The falling wedge pattern is not as common as other patterns. Still, when identified, it is a good strategy for traders to depend on when opening a long position on a successful breakout. How to identify the falling wedge pattern;
- This is followed by a price action that temporarily trades in a downtrend forming swing highs and lows (the lower highs and lower lows);
- They are formed by two trend lines (the upper and lower) that are converging;
- There is a decrease in volume as the channel progresses, with a breakout from the channel with strong volume by the buyers shifting the trend from a downtrend to an uptrend.
An ascending triangle is a bullish continuation pattern consisting of a rising lower trendline and a flat upper trendline acting as a support. This pattern tells the trader that the buyers are more aggressive in their orders than the sellers, with the formation of higher lows in the triangle followed by a potential breakout from this channel in the direction of the trend.
A breakout and close in the direction of the trend would signal a potential buy for the trader, considering how successful this strategy can be. How to identify this pattern;
- This pattern occurs in an ascending trend, so traders should look for a price rise.

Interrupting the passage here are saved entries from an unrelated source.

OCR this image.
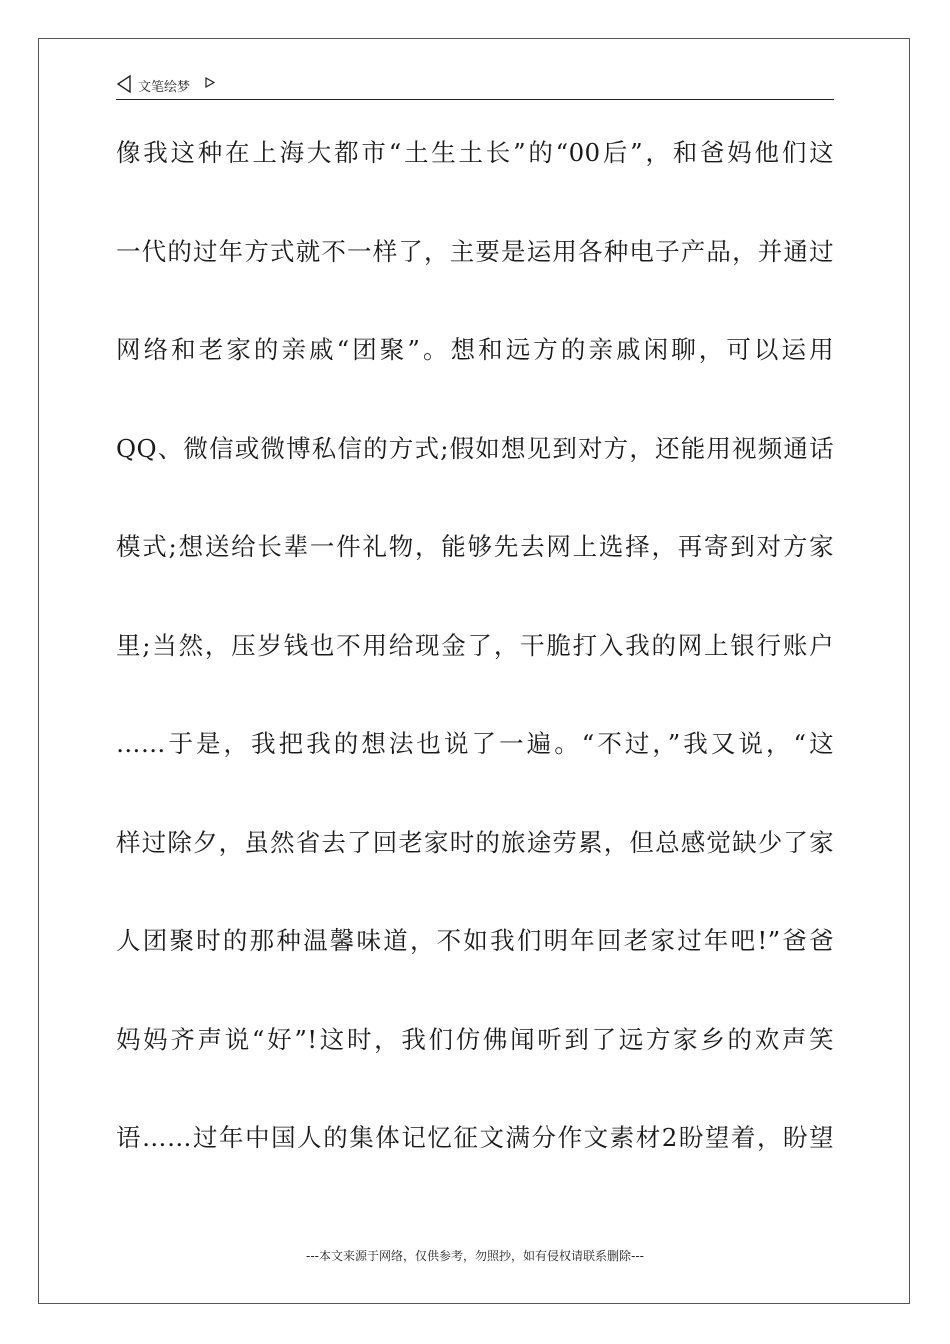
文笔绘梦
像我这种在上海大都市“土生土长”的“00后”，和爸妈他们这
一代的过年方式就不一样了，主要是运用各种电子产品，并通过
网络和老家的亲戚“团聚”。想和远方的亲戚闲聊，可以运用
QQ、微信或微博私信的方式;假如想见到对方，还能用视频通话
模式;想送给长辈一件礼物，能够先去网上选择，再寄到对方家
里;当然，压岁钱也不用给现金了，干脆打入我的网上银行账户
……于是，我把我的想法也说了一遍。“不过，”我又说，“这
样过除夕，虽然省去了回老家时的旅途劳累，但总感觉缺少了家
人团聚时的那种温馨味道，不如我们明年回老家过年吧!”爸爸
妈妈齐声说“好”!这时，我们仿佛闻听到了远方家乡的欢声笑
语……过年中国人的集体记忆征文满分作文素材2盼望着，盼望
---本文来源于网络，仅供参考，勿照抄，如有侵权请联系删除---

- The market enters a consolidation phase.
- A rising lower trendline appears, indicating a swing high.
- An upper trendline acts as a support for the price.
- Trend continuation with a potential breakout of the upper trendline.
The bullish rectangle chart pattern occurs during an uptrend and indicates that the current trend will continue. The pattern is relatively easier to recognize than other patterns and provides a reliable signal to join a market trend. How to identify this pattern;
- Identify an uptrend followed by a consolidation of the price.
- Draw your support and resistance lines.
- Wait for a breakout and close above the channel to enter a buy order.